Граня оставалась маленькой, а Златка как-то сразу взрослою стала, живя не дома. Граня кувалдою на путях махала, а Злата стояла у станка да чертежи училась разбирать. Граня косила глазом в сторону Лешека Ковальского, который по вечерам щеголял в парке в настоящем сером двубортном костюме. Штаны были страшно широки — как две юбки! Мальчишка, а уж шляпу напялил…

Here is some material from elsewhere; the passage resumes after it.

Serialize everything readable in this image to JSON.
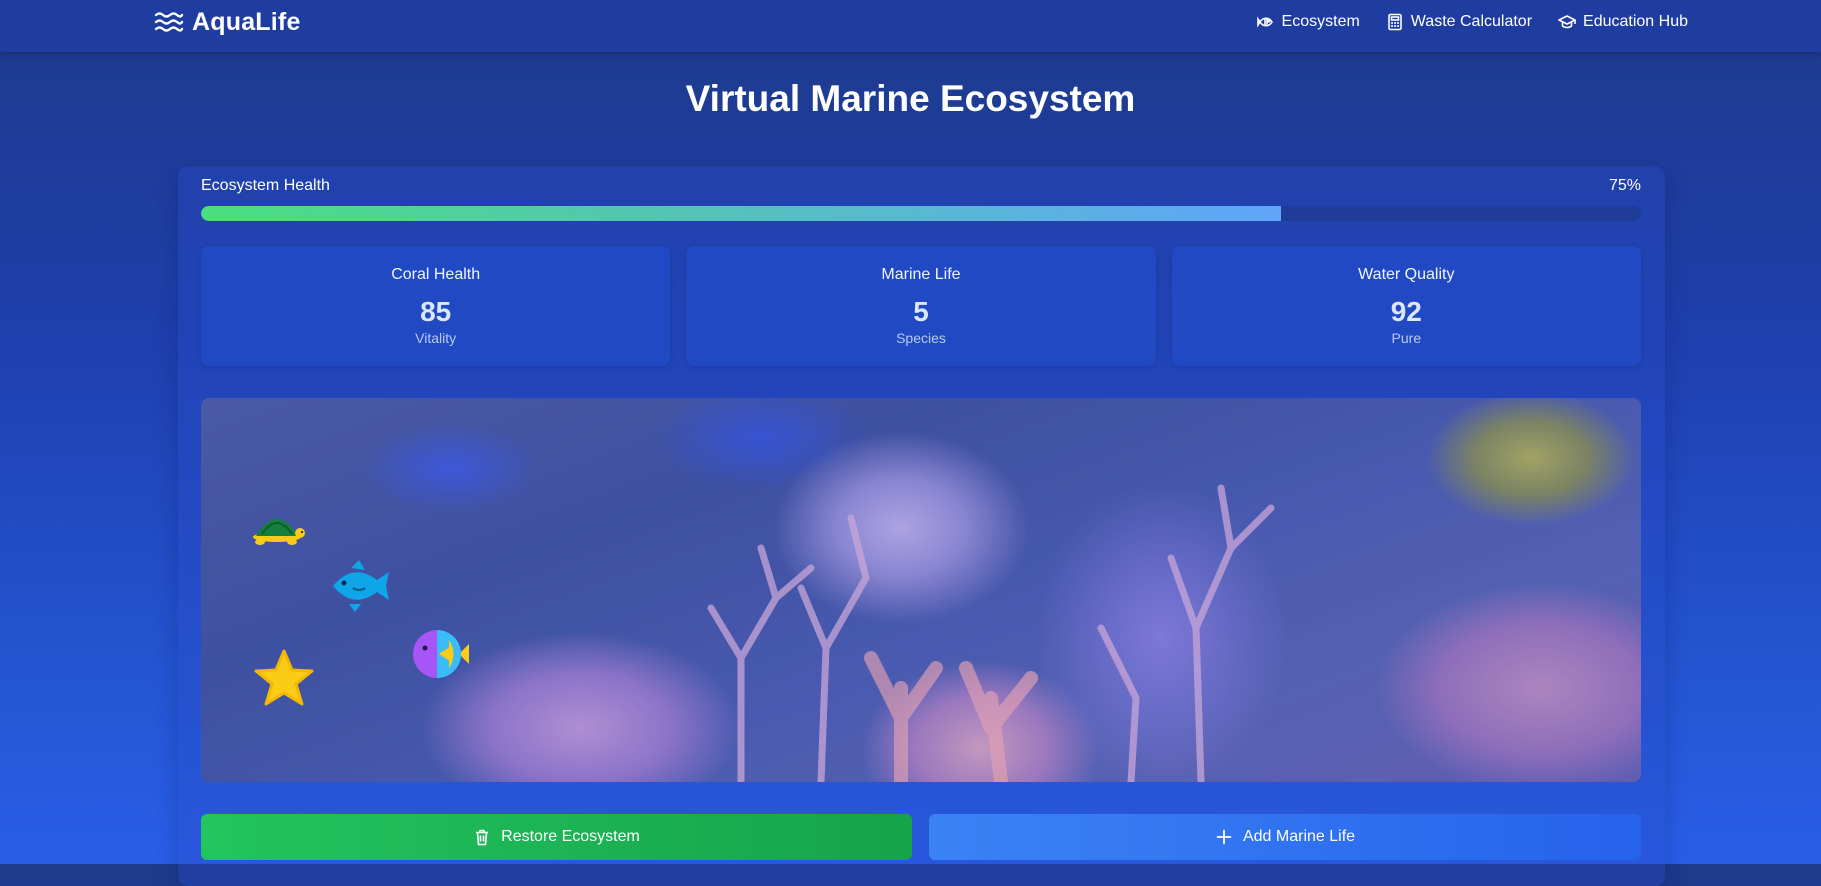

Сдерживала биение сердца, когда мимо дома их шла, а Злата уже вовсю крутила любовь со студентами, инженерами из депо. Уже ж четырнадцать Гране, а Златке пятнадцать. Граня только ждала, что ей жизнь сделает поблажку, а Злата давно жила на полную катушку. Перехватывая молчаливые взгляды дочери, добрая Таисья утешала ее:

— Ничого, ничого, зайчик. Всэ будэ…

 

А когда ж оно будет-то? Граня стояла за керосином, задумчиво крутя косу. Синее штапельное платье в черный горох билось от ветра. Репродуктор в тот день играл одну музыку, это нравилось Гране. Несмотря на летнюю жару, очередь стояла тихо, никто не толкался, не спорил, что нарастет лучше — цыбуля или кукуруза. Пожилые женщины-хозяйки, дети да старые железнодорожники стояли близко, как родичи, и все притихшие. Как вдруг диктор заговорил в репродукторе, а потом и керосинщица отпускать перестала и все побросали бидоны: «Молотов, Молотов». Потом опять марш и стихи, они падали на головы людей, что твои камни. «Наши пушки вновь заговорили! / Враг напал. Мы выступили в бой! / Вымпела прославленных флотилий, / Словно чайки, вьются над водой. / Бить врага нам нынче не впервые. / Чтоб кровавый след его простыл, / Вам, полки и роты фронтовые, / Помогает действующий тыл!» Многие побежали с торговой площади, а Граня все-таки налила свой бидон, протянула деньги, но залитая слезами керосинщица махнула рукой и захлопнула окошко, приговаривая:

— Ой, горе, ой, горе…

 

На Донецк и Ясиноватую уже бомбы падали. До Авдеевки пока не дошло, но бухало рядом совсем. И ровно туча свинцовая накрыла Авдеевку. Таисья с опухшим от слез лицом чего-то шила и складывала в полосатый мешок. Богдан на работе был круглые сутки, иногда только появлялся дома с красными от недосыпу глазами хватить кус глинистого хлеба с салом, вареной картошки. Лицо его было без выражения, но Таисья понимала — уйдет на фронт. И, несмотря на жесткий его характер, дрожала вся от макитры до пят — молодая пошла за него, восемнадцати не было, терпела окриков досыта, а только теперь она будет вовсе сиротою. В школу свозили раненых, делали лазарет, здание было хорошее, кирпичное. При школе записывали добровольцев. Оборонительный отряд сколачивали и при станции, но было поздно, поздно… Друг другу шепотом передавали — отступаем… На конец сентября Красная Армия оставила Одессу, а в середине октября бои велись вблизи Харькова и Донбасса.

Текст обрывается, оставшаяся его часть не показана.